U.S.-based group Human Rights Watch has called for an independent public inquiry into the Nigerian police force who, by their own calculations, say police officers killed more than 8,000 Nigerians since 2000. The police say the dead are armed robbers and laud their deaths as a successful crack down on crime. Human Rights Watch says the circumstances of death are murky and Nigerian police routinely torture suspects and have carried out numerous extrajudicial killings. Sarah Simpson reports from the Nigerian commercial capital of Lagos, where residents want to see gun crime brought under control but are fearful of the police and their methods.
Armed robbery in Nigeria's commercial capital, Lagos, is prevalent. Of the shopkeepers, motorbike-taxi drivers and customers at the busy Falomo Shopping center, only one man, Jacob Onabe, says he has escaped such an ordeal. He says only God can account for his good fortune.
"Maybe it is by God's favor. Maybe the love of God has done it for me that I have not experienced that before," Onabe said.
Although Onabe escaped being victim of an armed robbery, he did fall victim to a corrupt police officer.
Onabe, who drives a motorbike taxi known as an okada, says he had to pay a policeman 200 naira, or about $1.50 U.S., to get back his keys from the officer.
"He was even asking me to pay bill of 700 Naira or he would take my bike from me. I had to plead him and beg him," Onabe said. "It was very early - around five or six in the morning - so I pleaded with him and he refused. I had to give him 200 Naira for no crime committed. I did not steal, I did not insult him or harass him."
New York-based Human Rights Watch says that it's not just the high crime that is of issue in Nigeria. Police corruption is also a problem. As a result, the group is calling on the Nigerian government to open an independent inquiry into the number of people shot by the police.
The probe comes days after Nigeria's chief of police announced that his forces had killed 785 suspected armed robbers in the three months since he took office.
Human Rights Watch is skeptical that all those killed were actually armed robbers. They say the deaths make a mockery of recently-elected President Umaru Yar'Adua's vow to uphold the rule of law.
Political Analyst, Charles Dokubo, says the deaths may have been orchestrated by corrupt police officers.
"If it has taken place in Nigeria, it is not with the coordination or the acceptance of the government in power," Dokubo said. "It has been done by some misguided policemen who decided to take the law into their hands."

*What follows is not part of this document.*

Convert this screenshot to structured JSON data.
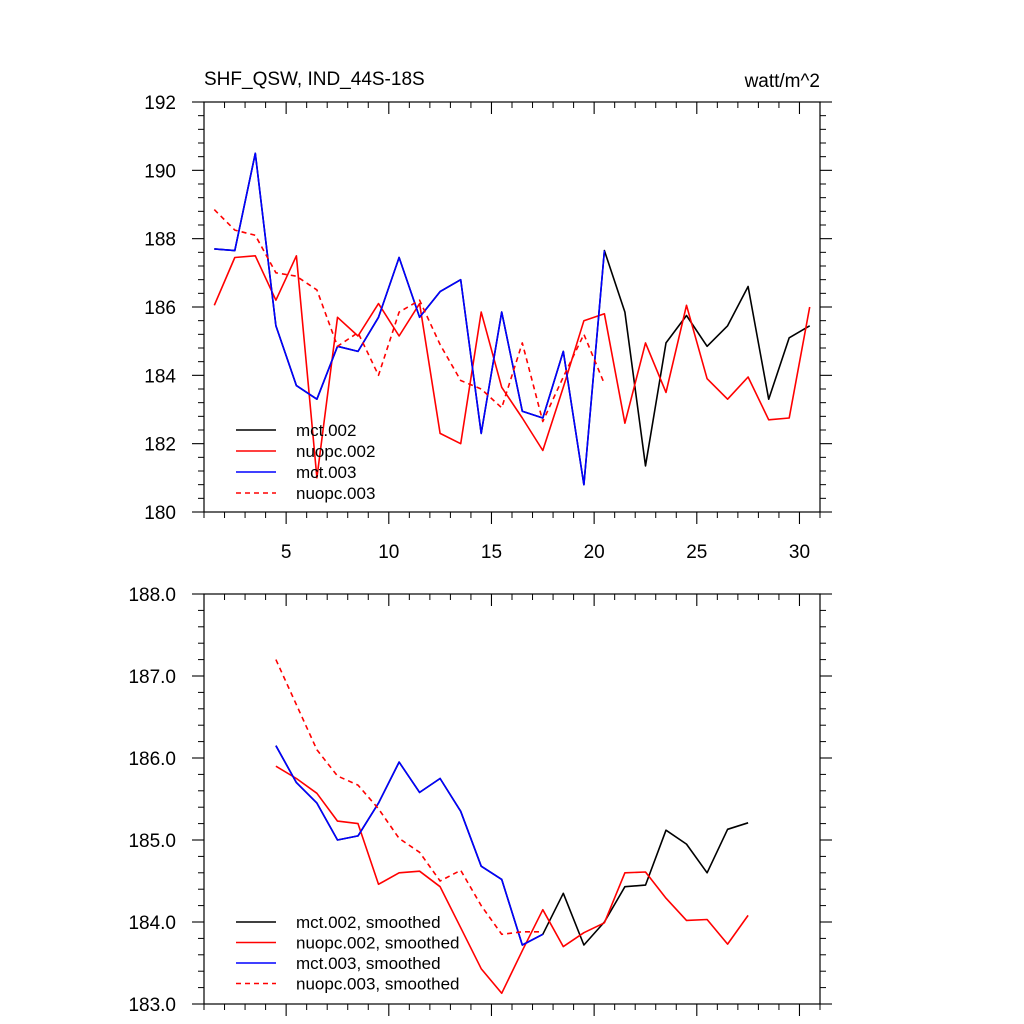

But, Nigerian police spokesman Haz Iwendi says the real injustice was the loss of life incurred by police in carrying out their duties.
"I expected you to have complained about the 62 number of policemen it has never happened in the world," Iwendi said. "And that is what we lost in the pursuit, in the fight against armed robbery."
Human Rights Watch claims Nigerian police are documented to have carried out numerous extra judicial killings as well as torture suspects. And, the U.N. last year accused police of torturing detained suspects to extract confessions.
At Falomo Shopping Center Joseph Egbe, who sells fish from a battered old chest freezer, says he is as frightened of police as he is of armed robbers.
"Police, their ways of behavior is no different with the armed robbers!," Egbe said.
Helen Sunday looks after her family's beverage store. She was robbed last week when gunmen held up the mini-bus she took home from work. She did not report the matter to the police.
"Hmm, the police would not do anything. They will not do anything at all. They will say 'Ah, sorry-o!'. That is what they will tell you," Sunday said.
Despite booming oil earnings, the majority of Nigerians live in poverty. Analysts say increased wages and better training for police could ease corruption, while increased job opportunities for youths could bring down crime levels.